Mahamadi Zoromé renforce le socle de la Banque Agricole du Faso avec 22,43 milliards FCFA de capital
À première vue, l’opération est réglementaire. En portant son capital social à 22,43 milliards de FCFA, la Banque Agricole du Faso (BADF) franchit le nouveau plancher de 20 milliards imposé aux banques de l’UMOA. Mais derrière cette mise en conformité se joue une question beaucoup plus stratégique pour Mahamadi Sougrinoma Zoromé, Directeur général de la banque : comment transformer une institution créée pour financer l’agriculture en un acteur capable de peser réellement dans un marché bancaire burkinabè très concurrentiel ?
Le dirigeant, toujours confirmé à la tête de la BADF par l’établissement, pilote aujourd’hui une banque dont la vocation dépasse la simple intermédiation bancaire : accompagner les chaînes de valeur agricoles, le monde rural et, plus largement, les secteurs productifs de l’économie burkinabè.
22,43 milliards FCFA : Zoromé sécurise d’abord le socle réglementaire
La décision prise lors de l’Assemblée générale du 30 juin 2026 porte sur une augmentation de capital de 5 milliards de FCFA, faisant passer celui-ci de 17,43 milliards à précisément 22,42777 milliards FCFA.
L’opération est importante parce que le calendrier réglementaire se resserre. Depuis janvier 2024, la BCEAO a relevé de 10 à 20 milliards FCFA le capital social minimum des banques de l’UMOA. Les établissements déjà agréés disposent de trois ans pour s’y conformer, soit jusqu’au début de 2027.
La BADF prend donc de l’avance sur l’échéance.

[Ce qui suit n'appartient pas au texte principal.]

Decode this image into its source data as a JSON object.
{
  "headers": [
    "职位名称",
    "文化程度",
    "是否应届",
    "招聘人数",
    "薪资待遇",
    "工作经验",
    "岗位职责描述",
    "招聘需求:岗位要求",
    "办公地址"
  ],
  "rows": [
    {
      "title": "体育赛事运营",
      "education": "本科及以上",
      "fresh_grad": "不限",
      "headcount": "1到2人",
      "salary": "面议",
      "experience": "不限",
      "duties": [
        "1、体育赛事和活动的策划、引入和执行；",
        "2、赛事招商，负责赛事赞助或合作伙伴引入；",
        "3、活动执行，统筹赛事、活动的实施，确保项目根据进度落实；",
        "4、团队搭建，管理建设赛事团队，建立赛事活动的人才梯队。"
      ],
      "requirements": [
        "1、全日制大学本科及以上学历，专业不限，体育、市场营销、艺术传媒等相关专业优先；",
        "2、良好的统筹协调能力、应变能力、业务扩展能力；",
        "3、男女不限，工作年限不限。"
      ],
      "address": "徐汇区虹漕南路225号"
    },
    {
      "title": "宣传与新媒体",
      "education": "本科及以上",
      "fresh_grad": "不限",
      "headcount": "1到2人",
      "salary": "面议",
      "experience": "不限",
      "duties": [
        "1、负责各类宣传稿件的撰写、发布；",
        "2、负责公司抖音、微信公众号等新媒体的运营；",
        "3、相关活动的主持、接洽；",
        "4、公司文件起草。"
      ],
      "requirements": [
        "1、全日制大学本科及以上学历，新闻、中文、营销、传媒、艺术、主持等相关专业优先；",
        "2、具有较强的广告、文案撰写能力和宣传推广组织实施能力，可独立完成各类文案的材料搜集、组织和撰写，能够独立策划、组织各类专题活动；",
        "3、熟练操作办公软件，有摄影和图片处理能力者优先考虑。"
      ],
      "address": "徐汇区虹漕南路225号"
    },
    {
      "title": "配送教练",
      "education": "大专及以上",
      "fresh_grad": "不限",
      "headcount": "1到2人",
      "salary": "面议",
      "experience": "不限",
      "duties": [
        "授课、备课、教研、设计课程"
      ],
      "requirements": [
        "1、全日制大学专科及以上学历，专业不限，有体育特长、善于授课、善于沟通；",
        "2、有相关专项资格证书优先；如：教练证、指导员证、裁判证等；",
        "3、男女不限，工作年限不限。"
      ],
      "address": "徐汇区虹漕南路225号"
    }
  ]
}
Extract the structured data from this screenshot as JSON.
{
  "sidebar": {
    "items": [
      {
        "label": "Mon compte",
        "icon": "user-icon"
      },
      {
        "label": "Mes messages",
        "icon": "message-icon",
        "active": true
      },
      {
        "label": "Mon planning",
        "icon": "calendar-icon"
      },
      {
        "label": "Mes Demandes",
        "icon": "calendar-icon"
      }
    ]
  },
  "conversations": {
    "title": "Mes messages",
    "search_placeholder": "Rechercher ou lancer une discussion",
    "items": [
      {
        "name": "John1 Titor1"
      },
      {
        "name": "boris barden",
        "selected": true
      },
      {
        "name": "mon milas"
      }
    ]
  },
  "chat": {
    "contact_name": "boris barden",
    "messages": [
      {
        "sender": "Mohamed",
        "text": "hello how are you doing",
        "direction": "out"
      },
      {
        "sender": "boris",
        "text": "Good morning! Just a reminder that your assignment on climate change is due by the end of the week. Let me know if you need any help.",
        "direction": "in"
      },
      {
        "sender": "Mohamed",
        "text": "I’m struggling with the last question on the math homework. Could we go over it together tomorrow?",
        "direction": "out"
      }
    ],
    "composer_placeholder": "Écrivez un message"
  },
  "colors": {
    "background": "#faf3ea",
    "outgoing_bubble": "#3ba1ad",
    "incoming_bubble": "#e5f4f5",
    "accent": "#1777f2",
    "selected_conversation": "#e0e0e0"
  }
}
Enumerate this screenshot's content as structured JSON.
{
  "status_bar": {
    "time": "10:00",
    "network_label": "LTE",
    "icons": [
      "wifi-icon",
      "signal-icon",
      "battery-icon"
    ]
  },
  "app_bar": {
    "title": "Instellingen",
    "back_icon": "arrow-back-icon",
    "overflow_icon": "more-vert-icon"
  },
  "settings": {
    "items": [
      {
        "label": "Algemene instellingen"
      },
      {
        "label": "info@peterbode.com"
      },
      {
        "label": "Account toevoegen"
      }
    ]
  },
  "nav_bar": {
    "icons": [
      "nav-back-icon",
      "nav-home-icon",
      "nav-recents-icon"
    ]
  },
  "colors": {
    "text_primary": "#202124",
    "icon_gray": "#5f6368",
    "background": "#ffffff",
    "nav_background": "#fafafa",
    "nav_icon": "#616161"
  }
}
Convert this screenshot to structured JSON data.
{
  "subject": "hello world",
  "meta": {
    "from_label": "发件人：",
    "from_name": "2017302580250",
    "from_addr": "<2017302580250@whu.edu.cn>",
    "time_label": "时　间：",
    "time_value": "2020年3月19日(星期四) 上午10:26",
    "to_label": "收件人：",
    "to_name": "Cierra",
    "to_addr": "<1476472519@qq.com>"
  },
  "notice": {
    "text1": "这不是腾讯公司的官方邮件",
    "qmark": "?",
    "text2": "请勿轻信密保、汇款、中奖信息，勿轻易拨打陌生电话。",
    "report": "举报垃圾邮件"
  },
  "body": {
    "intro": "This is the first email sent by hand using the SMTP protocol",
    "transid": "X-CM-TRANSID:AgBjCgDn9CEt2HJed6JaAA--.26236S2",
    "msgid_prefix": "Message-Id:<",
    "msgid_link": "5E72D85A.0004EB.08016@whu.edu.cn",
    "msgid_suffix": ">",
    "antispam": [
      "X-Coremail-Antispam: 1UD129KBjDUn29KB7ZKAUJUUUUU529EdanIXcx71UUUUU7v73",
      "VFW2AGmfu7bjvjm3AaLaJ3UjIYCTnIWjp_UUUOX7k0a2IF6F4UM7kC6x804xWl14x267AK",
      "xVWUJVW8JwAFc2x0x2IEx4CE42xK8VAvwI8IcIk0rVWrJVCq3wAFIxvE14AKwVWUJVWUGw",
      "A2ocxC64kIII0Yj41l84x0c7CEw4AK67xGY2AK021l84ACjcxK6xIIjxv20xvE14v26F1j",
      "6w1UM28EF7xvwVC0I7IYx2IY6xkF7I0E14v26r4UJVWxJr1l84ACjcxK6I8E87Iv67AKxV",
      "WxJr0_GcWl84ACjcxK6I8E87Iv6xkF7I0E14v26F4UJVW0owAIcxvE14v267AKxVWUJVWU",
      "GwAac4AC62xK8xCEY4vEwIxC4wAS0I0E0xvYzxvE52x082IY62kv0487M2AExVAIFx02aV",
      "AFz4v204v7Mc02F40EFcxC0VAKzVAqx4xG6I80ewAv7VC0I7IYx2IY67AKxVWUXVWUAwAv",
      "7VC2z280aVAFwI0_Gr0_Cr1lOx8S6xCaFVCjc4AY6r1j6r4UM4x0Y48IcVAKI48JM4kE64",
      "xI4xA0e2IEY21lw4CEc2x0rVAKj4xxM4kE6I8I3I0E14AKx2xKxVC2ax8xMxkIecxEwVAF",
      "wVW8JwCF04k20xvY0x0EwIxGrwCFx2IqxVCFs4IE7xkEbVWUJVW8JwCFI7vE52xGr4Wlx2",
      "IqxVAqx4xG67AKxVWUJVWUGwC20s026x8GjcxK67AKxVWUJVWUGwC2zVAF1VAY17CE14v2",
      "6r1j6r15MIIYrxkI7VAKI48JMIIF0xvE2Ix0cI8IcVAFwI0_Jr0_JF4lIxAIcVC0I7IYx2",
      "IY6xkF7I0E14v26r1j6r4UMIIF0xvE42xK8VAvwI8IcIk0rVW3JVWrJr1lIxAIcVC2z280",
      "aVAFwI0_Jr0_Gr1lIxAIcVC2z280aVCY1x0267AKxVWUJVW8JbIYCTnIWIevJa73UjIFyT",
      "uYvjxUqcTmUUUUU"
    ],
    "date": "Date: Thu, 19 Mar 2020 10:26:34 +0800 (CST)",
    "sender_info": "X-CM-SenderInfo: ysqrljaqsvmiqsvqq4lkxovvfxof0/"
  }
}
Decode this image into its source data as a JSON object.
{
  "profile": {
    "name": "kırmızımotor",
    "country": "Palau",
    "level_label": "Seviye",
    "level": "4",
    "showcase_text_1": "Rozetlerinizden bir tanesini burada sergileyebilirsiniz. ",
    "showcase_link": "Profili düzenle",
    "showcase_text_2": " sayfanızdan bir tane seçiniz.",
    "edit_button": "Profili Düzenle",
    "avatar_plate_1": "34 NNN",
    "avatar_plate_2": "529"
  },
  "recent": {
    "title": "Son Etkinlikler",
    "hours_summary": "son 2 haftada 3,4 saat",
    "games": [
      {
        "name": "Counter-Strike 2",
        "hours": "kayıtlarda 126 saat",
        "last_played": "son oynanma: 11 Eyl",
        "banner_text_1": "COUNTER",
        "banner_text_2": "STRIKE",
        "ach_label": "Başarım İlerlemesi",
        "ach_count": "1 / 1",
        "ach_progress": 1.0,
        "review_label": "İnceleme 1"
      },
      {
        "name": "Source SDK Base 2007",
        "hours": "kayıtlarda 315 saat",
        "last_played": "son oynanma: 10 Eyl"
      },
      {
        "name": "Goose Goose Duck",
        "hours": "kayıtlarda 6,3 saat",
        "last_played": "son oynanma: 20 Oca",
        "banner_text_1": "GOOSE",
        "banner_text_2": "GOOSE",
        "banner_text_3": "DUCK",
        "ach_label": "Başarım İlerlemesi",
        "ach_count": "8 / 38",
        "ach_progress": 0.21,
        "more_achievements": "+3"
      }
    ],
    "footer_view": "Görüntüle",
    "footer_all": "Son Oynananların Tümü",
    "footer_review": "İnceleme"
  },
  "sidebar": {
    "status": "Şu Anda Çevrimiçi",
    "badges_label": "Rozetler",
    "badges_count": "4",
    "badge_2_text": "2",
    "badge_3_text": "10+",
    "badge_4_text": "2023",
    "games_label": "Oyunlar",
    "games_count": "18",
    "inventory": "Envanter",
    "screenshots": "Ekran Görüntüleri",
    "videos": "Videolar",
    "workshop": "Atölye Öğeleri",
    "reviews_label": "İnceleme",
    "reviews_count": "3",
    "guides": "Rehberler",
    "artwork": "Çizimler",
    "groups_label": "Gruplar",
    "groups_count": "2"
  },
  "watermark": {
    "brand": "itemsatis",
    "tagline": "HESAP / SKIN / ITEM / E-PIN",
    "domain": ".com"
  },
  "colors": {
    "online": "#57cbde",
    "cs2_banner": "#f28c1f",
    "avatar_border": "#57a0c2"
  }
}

Mais il faut éviter un contresens : l’augmentation a été réalisée par incorporation de prime d’émission. Autrement dit, elle renforce le capital social comptable sans signifier automatiquement l’arrivée de 5 milliards FCFA de liquidités nouvelles dans les caisses. C’est un point essentiel pour lire correctement l’opération.
Mahamadi Zoromé gagne ainsi en conformité et en solidité juridique. Le véritable enjeu économique reste celui de la capacité de financement.
Une banque stratégique, mais encore petite dans le système burkinabè
C’est ici que les chiffres récents changent la perspective.
En 2024, la Commission bancaire de l’UMOA attribuait à la BADF un total de bilan de 169,46 milliards FCFA, avec environ 130,07 milliards de dépôts et 76,99 milliards de crédits.
Les données provisoires pour 2025 situent désormais son bilan autour de 156 milliards FCFA, au 14e rang sur 16 banques au Burkina Faso. Si ce montant est confirmé sur une base comparable, cela correspondrait à un recul proche de 8 % en un an.
C’est probablement le chiffre le plus important de toute l’histoire.
Car pendant que la BADF consolide son capital, sa priorité stratégique doit être de retrouver une trajectoire de croissance suffisamment forte pour justifier sa mission particulière dans l’économie.
Le contexte régional, lui, est dynamique : en 2025, le bilan des établissements de crédit de l’UMOA a progressé de 14,1 %, à 82 298,8 milliards FCFA, tandis que les crédits à la clientèle ont augmenté de 5,5 %. La solvabilité moyenne du secteur s’est également renforcée à 15,6 %.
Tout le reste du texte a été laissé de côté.